University of North Carolina Athletics

His Education Is Complete
May 21, 2001 | Men's Basketball
May 21, 2001
By JIM LITKE
AP Sports Writer
CHAPEL HILL, N.C. - Vince Carter began his day picking up a diploma. He ended it missing the biggest shot of his career.
Because he makes his living on a basketball court instead of an office, some people are going to link those events, to see them as cause and effect. What the rest of us should see is proof that too many people take sports too seriously.
Game 7 between Allen Iverson's 76ers and Carter's Raptors was the kind the NBA has been aching for. Aficionados will tell you the basketball has been topflight since just before the All-Star break. But what the game needed was something else, something more, something to make casual fans care whether the last shot draws net or the back of the iron.
The playoffs provided the stage and Carter unintentionally provided the rest. On the eve of the biggest game in Toronto's brief NBA history, he told his coach, general manager, owner and teammates - one by one - that he would spend the morning attending graduation at the University of North Carolina in Chapel Hill, then catch up with them in Philadelphia hours before the early-evening tipoff.

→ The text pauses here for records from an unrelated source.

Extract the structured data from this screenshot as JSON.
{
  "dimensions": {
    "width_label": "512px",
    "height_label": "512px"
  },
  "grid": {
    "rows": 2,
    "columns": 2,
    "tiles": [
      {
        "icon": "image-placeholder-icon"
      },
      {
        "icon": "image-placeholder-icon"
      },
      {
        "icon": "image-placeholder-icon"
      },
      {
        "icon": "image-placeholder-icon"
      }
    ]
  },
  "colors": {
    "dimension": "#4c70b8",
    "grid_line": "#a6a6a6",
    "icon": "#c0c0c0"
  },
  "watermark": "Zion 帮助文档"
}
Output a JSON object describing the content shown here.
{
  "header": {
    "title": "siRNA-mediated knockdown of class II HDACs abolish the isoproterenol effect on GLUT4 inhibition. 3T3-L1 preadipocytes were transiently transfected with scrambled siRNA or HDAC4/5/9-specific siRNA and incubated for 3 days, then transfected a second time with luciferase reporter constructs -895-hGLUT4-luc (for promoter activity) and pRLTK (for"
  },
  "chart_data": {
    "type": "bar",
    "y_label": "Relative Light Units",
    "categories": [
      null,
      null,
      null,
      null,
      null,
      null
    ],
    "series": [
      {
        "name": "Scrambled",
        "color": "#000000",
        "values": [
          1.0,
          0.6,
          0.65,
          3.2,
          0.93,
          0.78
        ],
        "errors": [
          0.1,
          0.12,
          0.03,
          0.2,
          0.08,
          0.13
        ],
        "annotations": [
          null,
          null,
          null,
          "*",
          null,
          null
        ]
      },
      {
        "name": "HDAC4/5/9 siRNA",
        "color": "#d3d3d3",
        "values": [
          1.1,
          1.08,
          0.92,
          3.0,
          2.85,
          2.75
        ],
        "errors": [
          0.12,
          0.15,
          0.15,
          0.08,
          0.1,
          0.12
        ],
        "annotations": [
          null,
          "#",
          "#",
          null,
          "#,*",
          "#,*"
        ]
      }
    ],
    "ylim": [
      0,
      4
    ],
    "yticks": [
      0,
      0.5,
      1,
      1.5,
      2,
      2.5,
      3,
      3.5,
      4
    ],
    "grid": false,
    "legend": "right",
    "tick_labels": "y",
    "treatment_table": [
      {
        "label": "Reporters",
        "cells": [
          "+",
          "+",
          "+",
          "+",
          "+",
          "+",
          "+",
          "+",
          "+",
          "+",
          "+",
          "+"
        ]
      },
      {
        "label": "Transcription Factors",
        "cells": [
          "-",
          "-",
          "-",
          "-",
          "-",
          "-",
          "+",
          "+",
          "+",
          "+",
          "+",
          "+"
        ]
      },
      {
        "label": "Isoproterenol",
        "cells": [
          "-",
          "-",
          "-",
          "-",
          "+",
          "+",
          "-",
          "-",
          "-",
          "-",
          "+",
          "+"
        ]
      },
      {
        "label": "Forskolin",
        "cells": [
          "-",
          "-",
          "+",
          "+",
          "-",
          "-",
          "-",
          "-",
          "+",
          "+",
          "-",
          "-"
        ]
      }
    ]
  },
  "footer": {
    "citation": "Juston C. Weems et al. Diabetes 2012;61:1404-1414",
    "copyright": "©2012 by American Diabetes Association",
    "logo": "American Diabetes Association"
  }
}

A little perspective is in order here. It's not like every ballplayer spends gameday lifting weights, meditating and breaking down game film. Most of them lounge on hotel beds, watching TV or playing video games, testing the limits of room service.
All Carter hoped to do was fulfill a promise he made to his mother, Michelle, after leaving school following his junior year to enter the draft in 1998. What he did in some people's minds was set himself up for a big fall.
Carter finished the 88-87 loss with 20 points, nine assists, seven rebounds and three steals. But he hit just six of 18 shots. And when the last one, a desperation 23-foot jumper, clanged off the rim, the debate began in earnest. A few hours later, ESPN's SportsCenter led its coverage, only half-in-jest, with the line, "Graduate fails final exam."
But Carter knew better. His morning was already an unqualified success, no matter how the evening went.
"The best part about it was walking into the stadium (in Chapel Hill)," he said. "It was a wonderful feeling."
And then a moment later, Carter added wistfully, "It was almost a wonderful day."
It should have been a wonderful day for 76ers coach Larry Brown, but he felt like a little had been taken off the top.
"I had mixed emotions, because everybody's going to say he should not have gone to get his diploma," said Brown, himself a Carolina grad. "I thought what he did by going to his graduation was terrific."
Not everybody felt the same.
Toronto coach Lenny Wilkens had warned Carter about the consequences of playing poorly in Game 7, and teammates Antonio Davis and Chris Childs gave terse no comments when asked about the trip. Some players and fans around the league said less generous things in private.
During his day off from the Western Conference finals between Los Angeles and San Antonio, Shaquille O'Neal said some of those same things in public.
"If I would've graduated now," said Shaq, who skipped a regular-season game earlier this year to get his diploma in a ceremony at LSU, "I would've just told them to mail it to me."
Calling Carter's trip a distraction is as shortsighted as calling his last shot the only one that mattered throughout the series.
A distraction is a teammate getting seriously hurt or killed, or losing someone close to him. A distraction is then-Falcons safety Eugene Robinson getting arrested on a downtown Miami street for soliciting an undercover policewoman the night before the 1999 Super Bowl. A distraction is Michael Jordan being spotted at an Atlantic City casino late into the night between games of the Bulls' 1994 playoff series in New York.
Of the three, only Jordan came through the debate unscathed. Robinson got blistered, then beaten on the game-breaking touchdown in the Super Bowl. Jordan, though, torched the Knicks for 54 points in Game 4 and put the Bulls back on track toward their third NBA championship.
Carter didn't deliver the goods, and he's going to hear about it for a long time. But Sunday simply proved that for all his mad hops, spectacular dunks and Tar Heel pedigree, he still can't be compared to Jordan. No one in the NBA can, at least not yet. But it was just Carter's luck that with the possible exception of Los Angeles' Kobe Bryant, Iverson comes closest of all.
Iverson scored only 21 points, shooting just 8-for-27. But he had a career-high 16 assists, including two on the 76ers' final three baskets. After a spectacular duel of can-you-top-this through the first six games of the series, both Brown and Wilkens threw kitchen-sink defenses at each other's superstar. By doing more of the little things needed to win, Iverson coaxed enough from his teammates to win the big one.
Carter got a lesson Sunday he won't soon forget. Now he knows what to do when his shot isn't falling. Otherwise, as all those people grasping at straws should realize, his education is complete.